Ehe ich reagieren kann, haben Simons lange Finger beide Becher umschlossen und er geht mit ihnen in den Händen aus dem Café.

Wieder zurück im Auto falte ich zunächst die Liste, die mein Dad nach langem Suchen auf einem der anderen Schreibtische gefunden hat, auseinander und überschlage im Kopf, wie lange wir in etwa brauchen werden, um die Adressen abzufahren.

„Eric", beginnt Simon und seine Hände umschließen das Lenkrad. „Ich ... ich hab nicht alles erzählt von dem Traum."

Ich runzle die Stirn und hebe langsam den Kopf, um ihn anzusehen. „Musst du auch nicht."

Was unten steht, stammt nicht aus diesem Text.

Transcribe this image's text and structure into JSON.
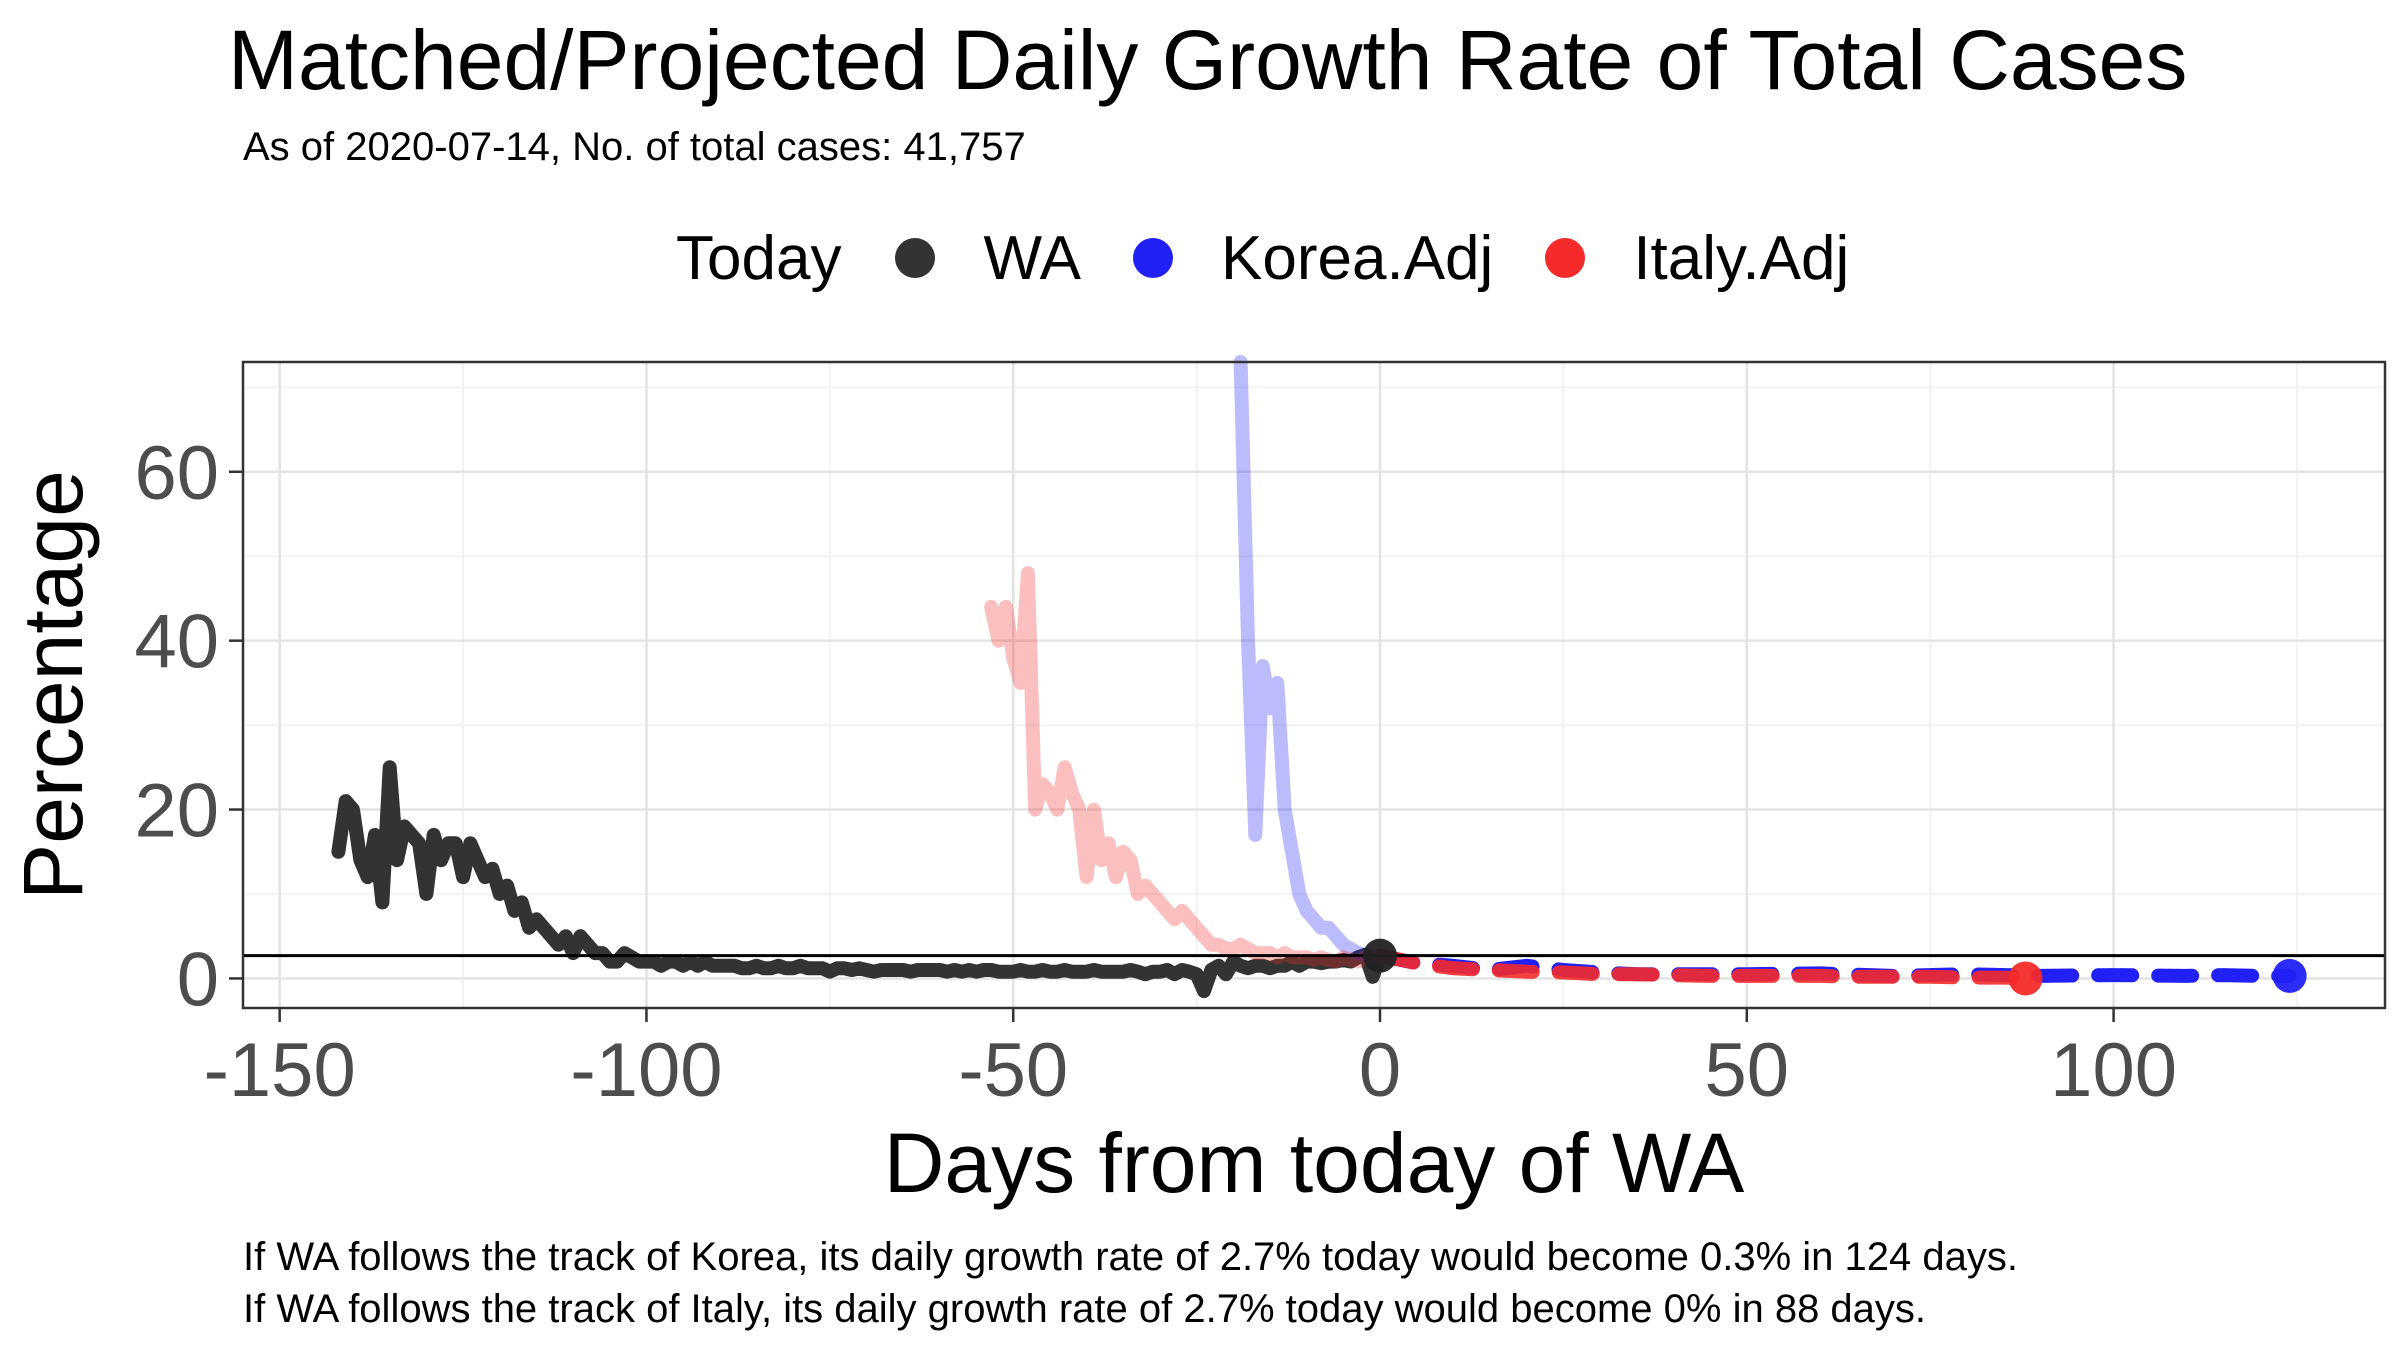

Er blickt nach vorn durch die Windschutzscheibe, seine Lippen fest aufeinandergepresst. „Doch ... ich ... da war noch mehr, aber das eine ist ... unangenehm und das andere ist ... auch unangenehm, aber anders. Dafür muss ich so viel erklären und–"

Er sieht unendlich zerrissen aus und mir tut mein abweisendes Verhalten sofort leid.

Sanft lege ich meine Hand auf seinen Unterarm und lächle ihn aufmunternd an. „Du musst gar nichts erklären, okay? Wenn es unangenehm ist, egal auf welche Weise, musst du nicht–"

„Wir haben uns geküsst", unterbricht er mich.